Intégration avec le DFM
La CEM et la fabricabilité sont liées. Un design optimisé pour la CEM qui ne peut pas être fabriqué de manière fiable ne sert à rien. Notre processus de Design for Manufacturing (DFM) intègre les contraintes CEM : empilements multicouches, vias de couture pour le blindage, zones de cuivre pour la dissipation thermique qui servent aussi de plans de masse.
Les échecs CEM les plus fréquents : retours d'expérience
Un échec CEM est la non-conformité d'un produit à au moins une limite d'émission rayonnée, d'émission conduite ou de niveau d'immunité mesurée en laboratoire accrédité. Les causes les plus courantes sont liées à des erreurs de routage PCB, un découplage insuffisant ou un filtrage absent sur les interfaces de sortie, autant de problèmes évitables lorsque la CEM est prise en compte dès la conception.
Émissions rayonnées : le problème numéro un
Les émissions rayonnées représentent la majorité des échecs en laboratoire. Les causes typiques :
- Câbles non filtrés : un câble USB, Ethernet ou d'alimentation qui sort du boîtier sans filtrage agit comme une antenne. C'est la cause la plus fréquente d'échec, et souvent la plus simple à corriger, mais seulement si elle a été anticipée au schéma.
- Horloges et signaux rapides mal routés : une horloge à 48 MHz avec ses harmoniques peut dépasser les limites à 96 MHz, 144 MHz, etc. Si le routage ne suit pas un plan de référence continu, les émissions sont amplifiées.
- Plan de masse fragmenté : des fentes dans le plan de masse forcent les courants de retour à faire des détours, créant des boucles rayonnantes. Un seul slot mal placé sous une piste critique peut causer un échec.
- Boîtier plastique sans stratégie de blindage : un boîtier plastique n'offre aucun blindage. Si le design PCB ne compense pas, les émissions passent directement.
Émissions conduites : l'alimentation en cause
Les émissions conduites se propagent via les câbles d'alimentation ou de signal. Les causes fréquentes :
- Convertisseurs DC-DC non filtrés : les alimentations à découpage sont des sources majeures de bruit conduit. Sans filtre d'entrée dimensionné correctement, le bruit remonte vers le réseau.
- Absence de filtre secteur : pour les produits alimentés sur le réseau, un filtre CEM d'entrée est indispensable. Le dimensionnement (inductance de mode commun, condensateurs X/Y) doit être adapté au profil de bruit du produit.
Immunité : le produit qui plante
Les tests d'immunité vérifient que votre produit résiste aux perturbations extérieures. Les échecs courants :
- ESD (décharges électrostatiques) : un produit dont les connecteurs accessibles ne sont pas protégés peut redémarrer ou se bloquer lors d'une décharge. Les protections TVS/ESD doivent être prévues au schéma.
- Burst et surge : les transitoires rapides et les surtensions testent la robustesse des interfaces. Sans protection adaptée, les composants peuvent être endommagés ou le firmware peut planter.

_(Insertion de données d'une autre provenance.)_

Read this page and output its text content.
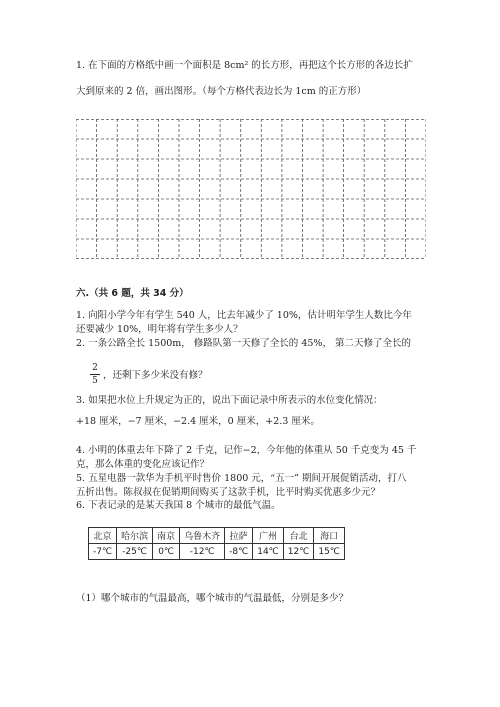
1. 在下面的方格纸中画一个面积是 8cm² 的长方形，再把这个长方形的各边长扩
大到原来的 2 倍，画出图形。（每个方格代表边长为 1cm 的正方形）
六.（共 6 题，共 34 分）
1. 向阳小学今年有学生 540 人，比去年减少了 10%，估计明年学生人数比今年
还要减少 10%，明年将有学生多少人？
2. 一条公路全长 1500m， 修路队第一天修了全长的 45%， 第二天修了全长的
2
5 ，还剩下多少米没有修？
3. 如果把水位上升规定为正的，说出下面记录中所表示的水位变化情况：
+18 厘米，−7 厘米，−2.4 厘米，0 厘米，+2.3 厘米。
4. 小明的体重去年下降了 2 千克，记作−2，今年他的体重从 50 千克变为 45 千
克，那么体重的变化应该记作？
5. 五星电器一款华为手机平时售价 1800 元，“五一” 期间开展促销活动，打八
五折出售。陈叔叔在促销期间购买了这款手机，比平时购买优惠多少元？
6. 下表记录的是某天我国 8 个城市的最低气温。
北京	哈尔滨	南京	乌鲁木齐	拉萨	广州	台北	海口
-7℃	-25℃	0℃	-12℃	-8℃	14℃	12℃	15℃
（1）哪个城市的气温最高，哪个城市的气温最低，分别是多少？
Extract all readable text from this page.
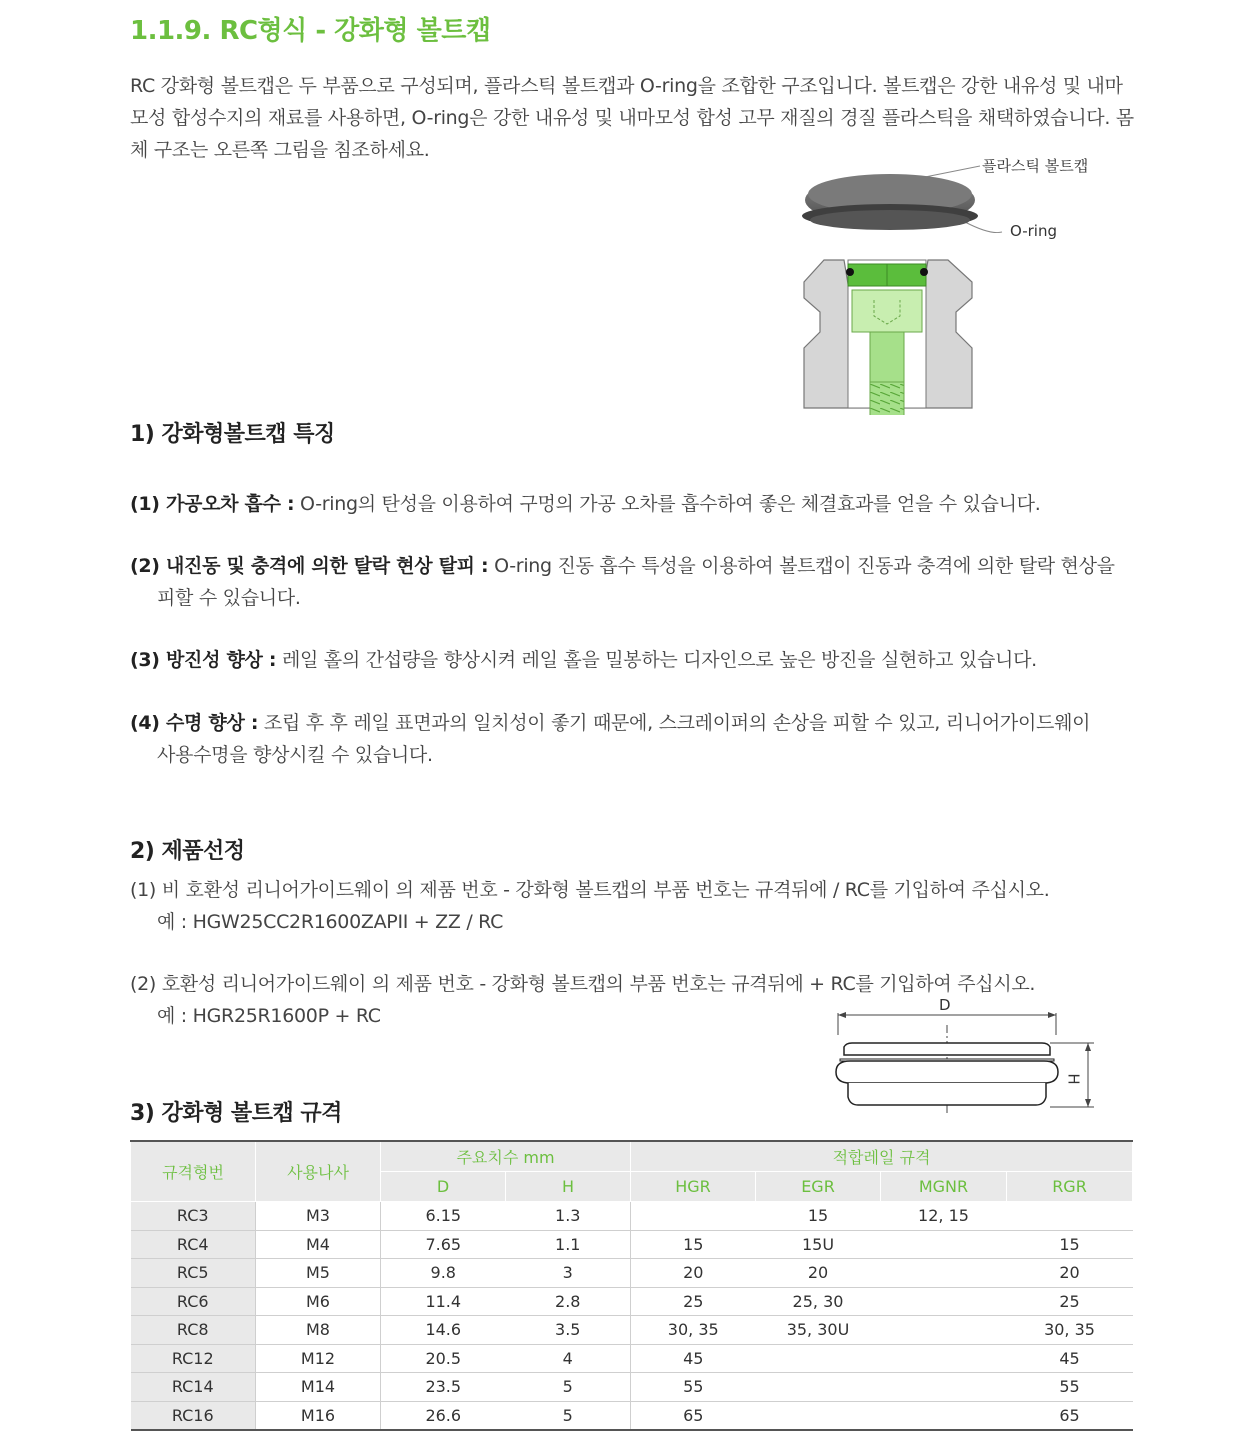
1.1.9. RC형식 - 강화형 볼트캡
RC 강화형 볼트캡은 두 부품으로 구성되며, 플라스틱 볼트캡과 O-ring을 조합한 구조입니다. 볼트캡은 강한 내유성 및 내마모성 합성수지의 재료를 사용하면, O-ring은 강한 내유성 및 내마모성 합성 고무 재질의 경질 플라스틱을 채택하였습니다. 몸체 구조는 오른쪽 그림을 침조하세요.
플라스틱 볼트캡
O-ring
1) 강화형볼트캡 특징
(1) 가공오차 흡수 : O-ring의 탄성을 이용하여 구멍의 가공 오차를 흡수하여 좋은 체결효과를 얻을 수 있습니다.
(2) 내진동 및 충격에 의한 탈락 현상 탈피 : O-ring 진동 흡수 특성을 이용하여 볼트캡이 진동과 충격에 의한 탈락 현상을
피할 수 있습니다.
(3) 방진성 향상 : 레일 홀의 간섭량을 향상시켜 레일 홀을 밀봉하는 디자인으로 높은 방진을 실현하고 있습니다.
(4) 수명 향상 : 조립 후 후 레일 표면과의 일치성이 좋기 때문에, 스크레이퍼의 손상을 피할 수 있고, 리니어가이드웨이
사용수명을 향상시킬 수 있습니다.
2) 제품선정
(1) 비 호환성 리니어가이드웨이 의 제품 번호 - 강화형 볼트캡의 부품 번호는 규격뒤에 / RC를 기입하여 주십시오.
예 : HGW25CC2R1600ZAPII + ZZ / RC
(2) 호환성 리니어가이드웨이 의 제품 번호 - 강화형 볼트캡의 부품 번호는 규격뒤에 + RC를 기입하여 주십시오.
예 : HGR25R1600P + RC	D
H
3) 강화형 볼트캡 규격
규격형번	사용나사	주요치수 mm		적합레일 규격			
		D	H	HGR	EGR	MGNR	RGR
RC3	M3	6.15	1.3		15	12, 15	
RC4	M4	7.65	1.1	15	15U		15
RC5	M5	9.8	3	20	20		20
RC6	M6	11.4	2.8	25	25, 30		25
RC8	M8	14.6	3.5	30, 35	35, 30U		30, 35
RC12	M12	20.5	4	45			45
RC14	M14	23.5	5	55			55
RC16	M16	26.6	5	65			65
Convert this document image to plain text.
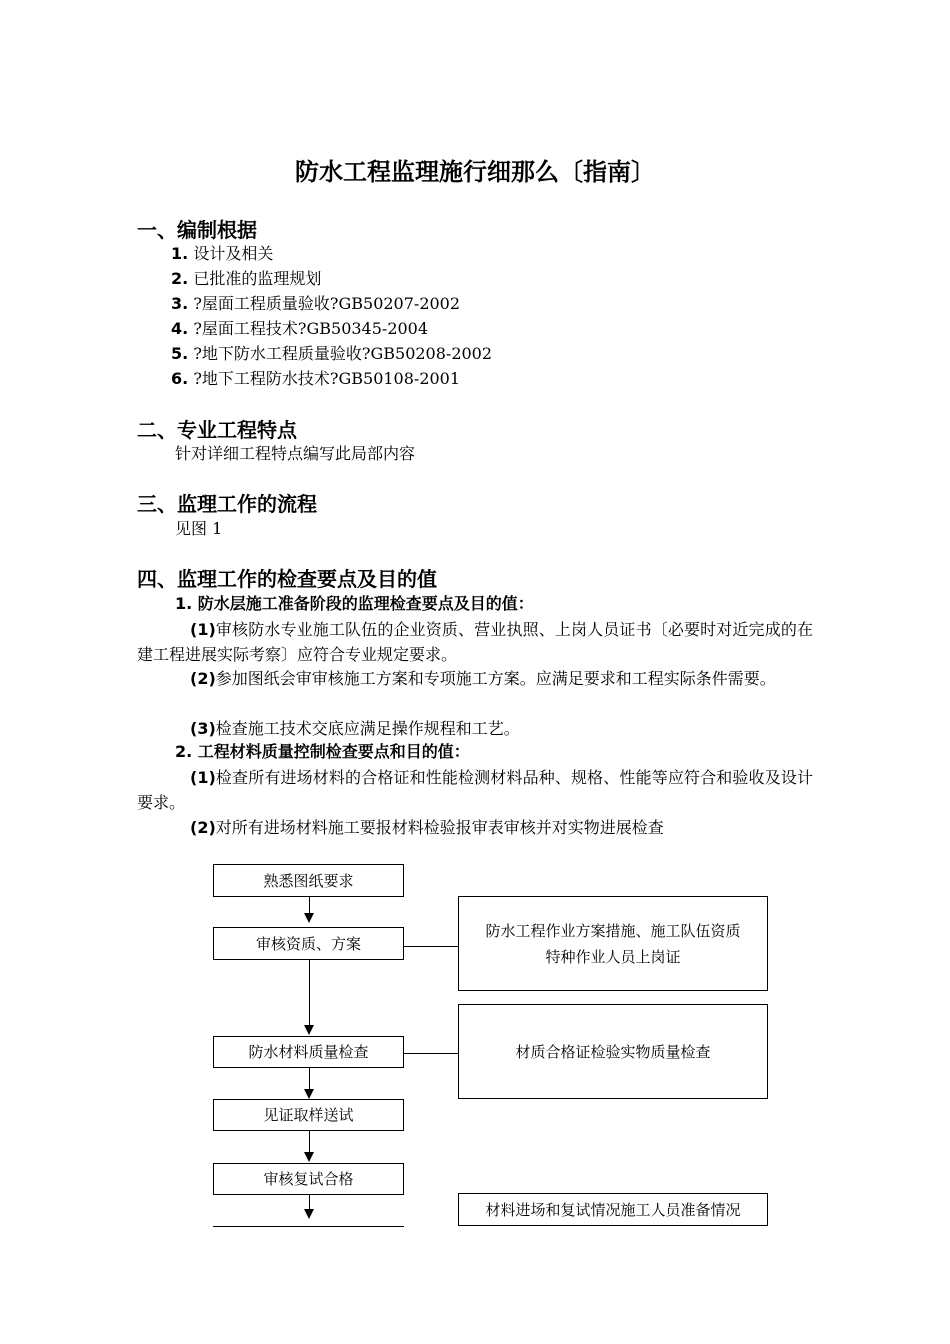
防水工程监理施行细那么〔指南〕
一、编制根据
1. 设计及相关
2. 已批准的监理规划
3. ?屋面工程质量验收?GB50207-2002
4. ?屋面工程技术?GB50345-2004
5. ?地下防水工程质量验收?GB50208-2002
6. ?地下工程防水技术?GB50108-2001
二、专业工程特点
针对详细工程特点编写此局部内容
三、监理工作的流程
见图 1
四、监理工作的检查要点及目的值
1. 防水层施工准备阶段的监理检查要点及目的值：
(1)审核防水专业施工队伍的企业资质、营业执照、上岗人员证书〔必要时对近完成的在建工程进展实际考察〕应符合专业规定要求。
(2)参加图纸会审审核施工方案和专项施工方案。应满足要求和工程实际条件需要。
(3)检查施工技术交底应满足操作规程和工艺。
2. 工程材料质量控制检查要点和目的值：
(1)检查所有进场材料的合格证和性能检测材料品种、规格、性能等应符合和验收及设计要求。
(2)对所有进场材料施工要报材料检验报审表审核并对实物进展检查
熟悉图纸要求
审核资质、方案
防水材料质量检查
见证取样送试
审核复试合格
防水工程作业方案措施、施工队伍资质
特种作业人员上岗证
材质合格证检验实物质量检查
材料进场和复试情况施工人员准备情况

- Immunité rayonnée : le produit est soumis à un champ électromagnétique intense. Les circuits analogiques sensibles (capteurs, ADC) sans blindage ni filtrage peuvent donner des mesures erronées.
Pré-compliance vs tests en laboratoire accrédité
La pré-compliance CEM désigne une campagne de mesures internes, réalisée avec des équipements simplifiés, qui vise à détecter les dépassements significatifs avant la campagne officielle en laboratoire accrédité. Cette approche en deux temps réduit significativement le risque d'échec et les coûts associés aux corrections tardives.
La pré-compliance : identifier les problèmes avant qu'ils ne coûtent cher
Les tests de pré-compliance utilisent des équipements simplifiés, antenne proche (near-field probe), analyseur de spectre, LISN pour les émissions conduites, pour réaliser des mesures indicatives. Ces mesures ne remplacent pas les tests officiels, mais elles permettent de :
- Détecter les problèmes majeurs tôt dans le développement, quand les corrections sont encore peu coûteuses.
- Valider les corrections après modification du design, avant de repasser en laboratoire.
- Identifier les fréquences problématiques et orienter le diagnostic.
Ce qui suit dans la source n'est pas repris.